21.000 pubblicazioni in meno, 12.500 novità bloccate, 44.5 milioni di copie non stampate e 2.900 traduzioni in meno. Queste sono le previsioni dell’Osservatorio dell’Associazione Italiana Editori della crisi del libro inasprita profondamente dall’avvento del coronavirus.
Il 70% del mondo editoriale ad aprile ha deciso di approfittare della cassa integrazione messa a disposizione dal Governo, tra chi già è riuscito ad attuarla e chi la stava programmando, ma non sembra essere bastata visto che ben il 42% delle case editrici ha deciso di rimandare le uscite e di questa percentuale solo in minima parte rimangono positivi per una ripresa entro Natale.
Chi se la sta passando in modo particolarmente negativo sono i piccoli e i medi editori con perdite vertiginose che non fanno ben sperare: è addirittura il 30% di loro che sta valutando la chiusura entro la fine dell’anno, di cui un terzo ne è praticamente certo.

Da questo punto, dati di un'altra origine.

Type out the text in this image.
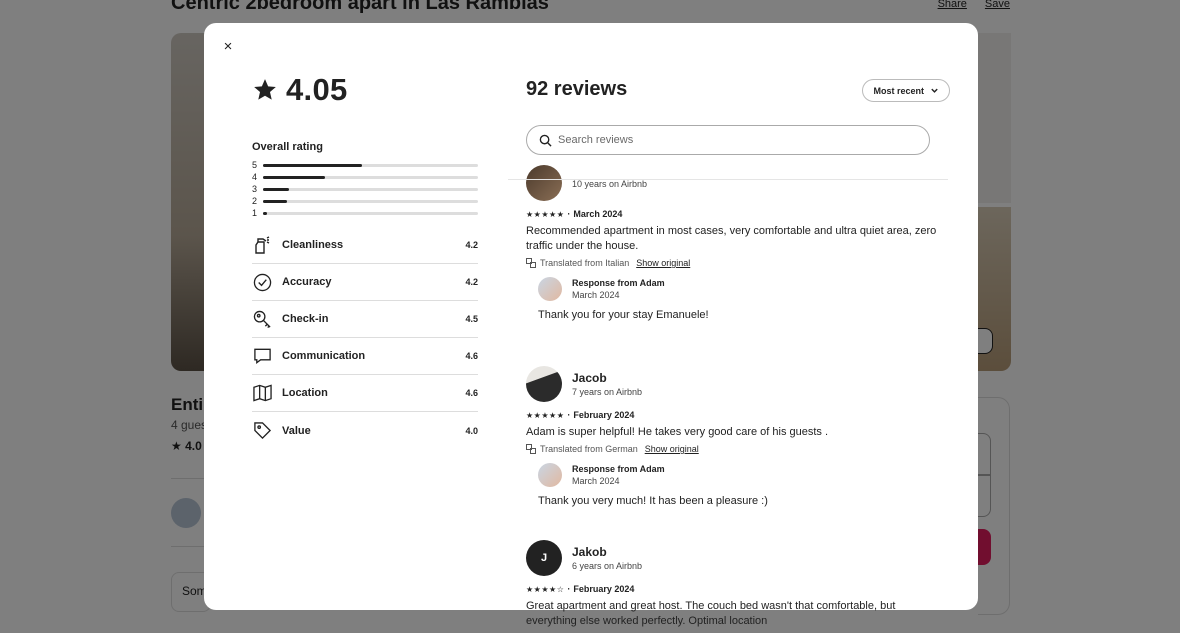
×
4.05
Overall rating
5
4
3
2
1
Cleanliness	4.2
Accuracy	4.2
Check-in	4.5
Communication	4.6
Location	4.6
Value	4.0
92 reviews	Most recent
Search reviews
10 years on Airbnb
★★★★★ · March 2024
Recommended apartment in most cases, very comfortable and ultra quiet area, zero traffic under the house.
Translated from Italian Show original
Response from Adam
March 2024
Thank you for your stay Emanuele!
Jacob
7 years on Airbnb
★★★★★ · February 2024
Adam is super helpful! He takes very good care of his guests .
Translated from German Show original
Response from Adam
March 2024
Thank you very much! It has been a pleasure :)
J Jakob
6 years on Airbnb
★★★★☆ · February 2024
Great apartment and great host. The couch bed wasn't that comfortable, but everything else worked perfectly. Optimal location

Viene stimato che per capodanno ci saranno il 32% di piccoli e medi editori in meno, quindi una perdita di 21.000 opere. Numeri da capogiro per un’industria già in ginocchio. Ovviamente tutte queste perdite hanno innescato un effetto domino che si è abbattuto pesantemente anche sulle librerie, già rimaste a lungo chiuse durante il lockdown con una perdita di circa 45 milioni di euro.
L’unico settore che sembra reggere è quello degli audiolibri e degli ebook, con solamente l’1% degli editori che ne hanno riprogrammato le uscite al ribasso e stesso discorso per gli audiolibri ma con una percentuale leggermente peggiore, ovvero il 10%.